Stein alleges that Adesto has violated the Securities Exchange Act of 1934 because of a proposed merger between Adesto and Dialog Semiconductor. Adesto’s Board entered an agreement and merger plan with Dialog on February 20. As part of the agreement, Adesto shareholders would receive $12.55 in cash for each share they own. Stein alleges that on March 16, in an effort to convince shareholders to vote for the proposed merger, “the Board authorized the filing of a materially incomplete and misleading Form PREM14A Preliminary Proxy Statement (the ‘Preliminary Proxy’) with the Securities and Exchange Commission (‘SEC’), in violation of Sections 14(a) and 20(a) of the Exchange Act.”
Shareholders are scheduled to vote on the proposed merger on May 5. The plaintiff states that shareholders cannot fairly assess the proposed merger because the defendants have not disclosed certain information necessary for consideration. As a result, the provided statements and documents are allegedly “materially incomplete and misleading.” Specifically, the Proxy Statement “contains materially incomplete and misleading information concerning: (i) the financial projections for the Company that were prepared by the Company and relied on by Defendants in recommending that Adesto shareholders vote in favor of the Proposed Transaction; and (ii) the summary of certain valuation analyses conducted by Adesto’s financial advisor, Cowen and Company, LLC. (“Cowen”) in support of its opinion that the Merger Consideration is fair to shareholders, on which the Board relied.” Stein says that the omitted information must be disclosed before the shareholder vote.
The questions pertaining to the proposed Class are: “whether Defendants disclosed material information that includes non-GAAP financial measures without providing a reconciliation of the same non-GAAP financial measures to their most directly comparable GAAP equivalent in violation of Section 14(a) of the Exchange Act”; “whether Defendants have misrepresented or omitted material information concerning the Proposed Transaction in the Proxy in violation of Section 14(a) of the Exchange Act”; “whether the Individual Defendants have violated Section 20(a) of the Exchange Act”; and “whether Plaintiff and other members of the Class will suffer irreparable harm if compelled to vote their shares regarding the Proposed Transaction based on the materially incomplete and misleading Proxy.”
The proposed transaction would combine Adesto, which provides custom integrated circuits and embedded systems for the Industrial Internet of Things and Dialog, which provides “power management, charging, AC/DC power conversion, Wi-Fi and Bluetooth low energy technology.” Stein states that Adesto is “well-positioned for financial growth and the Merger Consideration fails to adequately compensate the Company’s shareholders.” According to Stein, the omitted information must be revealed so shareholders can assess how fair the proposed merger is and how they should vote. He adds that if this information is not disclosed prior to voting, he and the Class will have suffered economic harm.

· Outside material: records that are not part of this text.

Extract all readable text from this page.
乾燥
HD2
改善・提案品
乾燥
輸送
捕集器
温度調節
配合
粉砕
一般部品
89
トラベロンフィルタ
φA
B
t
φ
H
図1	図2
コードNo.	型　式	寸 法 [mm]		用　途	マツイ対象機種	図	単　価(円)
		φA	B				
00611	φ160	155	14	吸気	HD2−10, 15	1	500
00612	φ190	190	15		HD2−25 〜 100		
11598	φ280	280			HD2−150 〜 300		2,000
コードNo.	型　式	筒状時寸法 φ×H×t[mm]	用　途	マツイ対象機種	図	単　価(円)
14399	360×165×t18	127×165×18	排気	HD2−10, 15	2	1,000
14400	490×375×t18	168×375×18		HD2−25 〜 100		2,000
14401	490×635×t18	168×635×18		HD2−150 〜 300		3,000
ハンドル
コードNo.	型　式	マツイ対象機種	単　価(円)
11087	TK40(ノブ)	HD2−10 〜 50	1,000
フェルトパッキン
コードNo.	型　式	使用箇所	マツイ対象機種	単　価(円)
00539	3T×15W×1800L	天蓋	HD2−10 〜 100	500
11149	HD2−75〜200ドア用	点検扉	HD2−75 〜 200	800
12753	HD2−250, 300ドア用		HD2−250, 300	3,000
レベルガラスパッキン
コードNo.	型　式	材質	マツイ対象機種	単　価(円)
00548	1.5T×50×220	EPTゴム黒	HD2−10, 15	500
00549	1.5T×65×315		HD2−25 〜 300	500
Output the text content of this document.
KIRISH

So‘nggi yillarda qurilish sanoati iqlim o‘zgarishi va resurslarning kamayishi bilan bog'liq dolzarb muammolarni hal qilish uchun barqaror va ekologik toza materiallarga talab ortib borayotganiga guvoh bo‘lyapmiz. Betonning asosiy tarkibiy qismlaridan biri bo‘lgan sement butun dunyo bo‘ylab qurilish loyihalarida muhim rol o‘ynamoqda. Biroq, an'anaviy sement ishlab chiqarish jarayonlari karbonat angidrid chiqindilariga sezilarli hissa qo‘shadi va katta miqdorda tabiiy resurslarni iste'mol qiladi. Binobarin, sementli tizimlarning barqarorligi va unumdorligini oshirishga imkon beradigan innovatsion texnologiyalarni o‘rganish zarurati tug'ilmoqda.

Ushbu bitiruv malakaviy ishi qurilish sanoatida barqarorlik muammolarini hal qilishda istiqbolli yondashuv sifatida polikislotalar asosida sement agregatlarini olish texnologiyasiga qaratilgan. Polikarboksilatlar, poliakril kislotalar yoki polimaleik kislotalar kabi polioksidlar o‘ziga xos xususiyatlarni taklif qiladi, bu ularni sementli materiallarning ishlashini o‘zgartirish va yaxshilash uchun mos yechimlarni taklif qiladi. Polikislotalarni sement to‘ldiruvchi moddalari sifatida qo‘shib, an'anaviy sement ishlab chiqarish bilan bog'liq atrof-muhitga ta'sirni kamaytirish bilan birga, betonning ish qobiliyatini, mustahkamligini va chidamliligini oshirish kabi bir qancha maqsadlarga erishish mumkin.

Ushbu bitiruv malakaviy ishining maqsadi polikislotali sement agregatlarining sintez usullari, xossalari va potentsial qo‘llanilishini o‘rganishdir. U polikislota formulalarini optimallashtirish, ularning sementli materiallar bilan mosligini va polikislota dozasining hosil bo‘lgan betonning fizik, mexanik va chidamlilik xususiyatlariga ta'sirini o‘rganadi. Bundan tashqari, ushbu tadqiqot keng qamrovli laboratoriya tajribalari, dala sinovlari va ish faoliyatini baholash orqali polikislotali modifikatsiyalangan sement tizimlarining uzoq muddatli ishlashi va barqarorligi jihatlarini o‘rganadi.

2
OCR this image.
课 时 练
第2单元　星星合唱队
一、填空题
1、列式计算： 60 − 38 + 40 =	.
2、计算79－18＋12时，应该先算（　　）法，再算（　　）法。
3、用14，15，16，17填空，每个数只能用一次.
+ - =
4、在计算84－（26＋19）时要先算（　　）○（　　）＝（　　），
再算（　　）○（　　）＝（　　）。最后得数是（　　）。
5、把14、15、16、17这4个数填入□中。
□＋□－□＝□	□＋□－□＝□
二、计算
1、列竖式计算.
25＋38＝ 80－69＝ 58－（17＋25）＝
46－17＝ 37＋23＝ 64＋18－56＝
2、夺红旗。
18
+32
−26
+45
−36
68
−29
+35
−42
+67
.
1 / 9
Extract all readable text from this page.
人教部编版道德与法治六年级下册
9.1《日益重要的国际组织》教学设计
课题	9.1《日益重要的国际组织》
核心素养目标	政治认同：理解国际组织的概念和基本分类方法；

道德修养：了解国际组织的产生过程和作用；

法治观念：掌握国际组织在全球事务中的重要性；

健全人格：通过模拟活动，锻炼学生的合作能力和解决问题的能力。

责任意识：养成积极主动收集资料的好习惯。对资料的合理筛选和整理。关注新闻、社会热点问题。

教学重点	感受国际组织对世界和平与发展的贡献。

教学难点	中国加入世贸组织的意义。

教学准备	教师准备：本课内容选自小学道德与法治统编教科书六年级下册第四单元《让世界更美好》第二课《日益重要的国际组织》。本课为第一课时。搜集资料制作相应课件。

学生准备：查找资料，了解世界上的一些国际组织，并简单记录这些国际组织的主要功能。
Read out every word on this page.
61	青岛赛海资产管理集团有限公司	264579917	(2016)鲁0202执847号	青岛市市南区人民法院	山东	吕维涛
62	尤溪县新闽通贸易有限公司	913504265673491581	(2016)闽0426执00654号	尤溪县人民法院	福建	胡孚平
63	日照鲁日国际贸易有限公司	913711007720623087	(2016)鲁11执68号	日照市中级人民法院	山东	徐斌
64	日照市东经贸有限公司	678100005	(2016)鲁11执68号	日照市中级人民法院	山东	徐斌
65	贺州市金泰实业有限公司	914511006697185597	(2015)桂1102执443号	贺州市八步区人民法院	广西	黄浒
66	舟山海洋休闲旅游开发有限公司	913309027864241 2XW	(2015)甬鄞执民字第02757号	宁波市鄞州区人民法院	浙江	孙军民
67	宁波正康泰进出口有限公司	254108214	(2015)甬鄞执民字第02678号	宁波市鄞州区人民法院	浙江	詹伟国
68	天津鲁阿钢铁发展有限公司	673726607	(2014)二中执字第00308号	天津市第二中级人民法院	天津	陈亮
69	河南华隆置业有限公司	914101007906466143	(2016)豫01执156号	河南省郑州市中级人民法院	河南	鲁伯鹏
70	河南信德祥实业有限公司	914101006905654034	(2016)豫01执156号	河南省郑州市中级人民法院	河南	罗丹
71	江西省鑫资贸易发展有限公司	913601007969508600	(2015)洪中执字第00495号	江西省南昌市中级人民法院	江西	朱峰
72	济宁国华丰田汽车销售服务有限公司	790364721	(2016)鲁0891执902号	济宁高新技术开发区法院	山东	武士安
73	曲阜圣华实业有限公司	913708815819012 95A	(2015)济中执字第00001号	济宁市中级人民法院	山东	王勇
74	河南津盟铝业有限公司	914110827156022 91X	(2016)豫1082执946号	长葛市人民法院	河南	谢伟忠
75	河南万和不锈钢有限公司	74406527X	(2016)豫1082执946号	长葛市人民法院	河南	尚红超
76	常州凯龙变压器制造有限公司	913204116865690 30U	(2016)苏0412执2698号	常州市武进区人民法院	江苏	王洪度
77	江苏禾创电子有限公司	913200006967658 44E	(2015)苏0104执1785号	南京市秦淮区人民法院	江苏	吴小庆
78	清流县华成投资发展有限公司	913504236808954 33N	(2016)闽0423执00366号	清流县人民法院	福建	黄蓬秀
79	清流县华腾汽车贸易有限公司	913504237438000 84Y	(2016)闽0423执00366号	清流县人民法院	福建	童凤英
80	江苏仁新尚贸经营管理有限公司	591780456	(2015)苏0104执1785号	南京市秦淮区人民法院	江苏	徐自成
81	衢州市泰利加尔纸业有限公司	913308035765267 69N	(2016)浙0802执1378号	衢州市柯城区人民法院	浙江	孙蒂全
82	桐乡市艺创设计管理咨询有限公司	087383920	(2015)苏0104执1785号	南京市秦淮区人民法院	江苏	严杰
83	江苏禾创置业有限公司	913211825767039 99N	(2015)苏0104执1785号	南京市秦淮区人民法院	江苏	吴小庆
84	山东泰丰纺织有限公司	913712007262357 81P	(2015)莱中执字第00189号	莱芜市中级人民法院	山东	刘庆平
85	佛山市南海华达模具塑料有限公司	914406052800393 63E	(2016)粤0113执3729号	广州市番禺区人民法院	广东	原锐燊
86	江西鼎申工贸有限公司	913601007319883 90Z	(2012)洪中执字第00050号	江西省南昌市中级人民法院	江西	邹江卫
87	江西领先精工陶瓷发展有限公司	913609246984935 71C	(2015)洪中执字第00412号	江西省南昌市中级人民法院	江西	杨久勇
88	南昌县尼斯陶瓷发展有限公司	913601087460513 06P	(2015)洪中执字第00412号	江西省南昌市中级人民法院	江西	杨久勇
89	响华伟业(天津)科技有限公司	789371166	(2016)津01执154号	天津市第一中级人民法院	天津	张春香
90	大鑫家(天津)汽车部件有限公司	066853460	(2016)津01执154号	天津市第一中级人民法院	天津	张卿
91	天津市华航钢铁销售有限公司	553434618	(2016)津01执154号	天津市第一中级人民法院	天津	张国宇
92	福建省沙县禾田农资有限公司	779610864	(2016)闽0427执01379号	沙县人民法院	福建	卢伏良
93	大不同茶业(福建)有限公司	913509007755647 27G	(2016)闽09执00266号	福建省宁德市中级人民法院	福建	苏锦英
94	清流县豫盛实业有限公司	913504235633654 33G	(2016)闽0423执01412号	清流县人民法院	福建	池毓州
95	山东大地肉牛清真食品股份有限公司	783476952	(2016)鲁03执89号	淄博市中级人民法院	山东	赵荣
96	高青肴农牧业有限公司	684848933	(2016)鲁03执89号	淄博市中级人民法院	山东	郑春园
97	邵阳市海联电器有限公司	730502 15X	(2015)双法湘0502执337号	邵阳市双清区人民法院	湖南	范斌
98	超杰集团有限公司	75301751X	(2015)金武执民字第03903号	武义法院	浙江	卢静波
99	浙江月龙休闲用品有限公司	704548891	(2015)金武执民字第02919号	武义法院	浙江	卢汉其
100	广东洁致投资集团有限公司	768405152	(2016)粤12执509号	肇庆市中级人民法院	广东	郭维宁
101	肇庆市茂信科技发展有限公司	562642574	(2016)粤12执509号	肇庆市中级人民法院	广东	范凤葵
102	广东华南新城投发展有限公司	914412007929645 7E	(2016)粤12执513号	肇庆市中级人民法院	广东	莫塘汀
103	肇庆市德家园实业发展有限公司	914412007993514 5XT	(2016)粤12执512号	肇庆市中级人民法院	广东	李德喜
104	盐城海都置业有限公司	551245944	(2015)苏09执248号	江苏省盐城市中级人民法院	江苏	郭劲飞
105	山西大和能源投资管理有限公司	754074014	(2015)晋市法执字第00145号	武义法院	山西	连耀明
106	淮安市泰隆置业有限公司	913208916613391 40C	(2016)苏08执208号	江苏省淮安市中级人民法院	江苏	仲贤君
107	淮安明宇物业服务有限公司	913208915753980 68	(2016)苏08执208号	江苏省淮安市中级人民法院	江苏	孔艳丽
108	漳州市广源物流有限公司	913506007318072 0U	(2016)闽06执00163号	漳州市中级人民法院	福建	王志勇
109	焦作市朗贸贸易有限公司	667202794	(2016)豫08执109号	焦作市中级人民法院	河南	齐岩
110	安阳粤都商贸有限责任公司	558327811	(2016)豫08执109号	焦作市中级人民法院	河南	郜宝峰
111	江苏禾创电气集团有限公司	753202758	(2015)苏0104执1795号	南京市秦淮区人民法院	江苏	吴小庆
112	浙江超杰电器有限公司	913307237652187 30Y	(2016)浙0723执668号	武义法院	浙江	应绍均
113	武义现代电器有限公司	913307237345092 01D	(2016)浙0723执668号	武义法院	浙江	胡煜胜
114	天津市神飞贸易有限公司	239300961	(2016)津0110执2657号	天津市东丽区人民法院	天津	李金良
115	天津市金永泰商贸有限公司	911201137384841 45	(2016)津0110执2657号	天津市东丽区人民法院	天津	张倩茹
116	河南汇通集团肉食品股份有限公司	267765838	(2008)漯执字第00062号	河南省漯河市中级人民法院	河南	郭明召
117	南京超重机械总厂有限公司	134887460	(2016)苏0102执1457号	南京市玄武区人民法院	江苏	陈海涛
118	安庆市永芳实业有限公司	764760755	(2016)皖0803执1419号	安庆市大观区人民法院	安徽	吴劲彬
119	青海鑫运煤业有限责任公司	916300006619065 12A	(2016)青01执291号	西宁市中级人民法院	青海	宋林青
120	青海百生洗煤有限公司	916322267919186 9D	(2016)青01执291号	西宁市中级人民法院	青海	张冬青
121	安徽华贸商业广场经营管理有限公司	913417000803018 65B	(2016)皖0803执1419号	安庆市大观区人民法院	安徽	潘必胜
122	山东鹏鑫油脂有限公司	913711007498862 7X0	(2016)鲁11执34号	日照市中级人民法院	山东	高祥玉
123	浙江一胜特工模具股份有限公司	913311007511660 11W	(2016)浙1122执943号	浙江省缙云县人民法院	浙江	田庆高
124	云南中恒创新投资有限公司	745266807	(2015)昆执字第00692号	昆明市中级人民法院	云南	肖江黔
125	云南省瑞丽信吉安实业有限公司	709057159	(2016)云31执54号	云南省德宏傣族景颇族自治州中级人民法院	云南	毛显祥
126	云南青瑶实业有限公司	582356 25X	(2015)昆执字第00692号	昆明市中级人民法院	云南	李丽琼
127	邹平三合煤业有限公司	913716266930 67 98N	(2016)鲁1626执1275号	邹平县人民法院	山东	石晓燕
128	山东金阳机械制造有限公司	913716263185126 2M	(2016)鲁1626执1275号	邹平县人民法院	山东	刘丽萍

The plaintiff alleged that the proxy statement is materially incomplete and misleading as to financial projections. These projections do not give shareholders a complete understanding of the assumptions and factors used to create the projections, including the use or non-use of Generally Accepted Accounting Principles (GAAP) standards; The plaintiff alleges this constitutes a violation Regulation G and SEC Rule 14a-9. In order to comply, Adesto “must provide a reconciliation of the non-GAAP financial measures to their respective most comparable GAAP financial measures.”
Stein has sought to certify the Class and himself as Class Representative and his counsel as Class Counsel, to enjoin Adesto from proceeding with the shareholder vote or completing the merger until omitted information is disclosed, an award for damages, costs and fees, and other relief as determined by the court.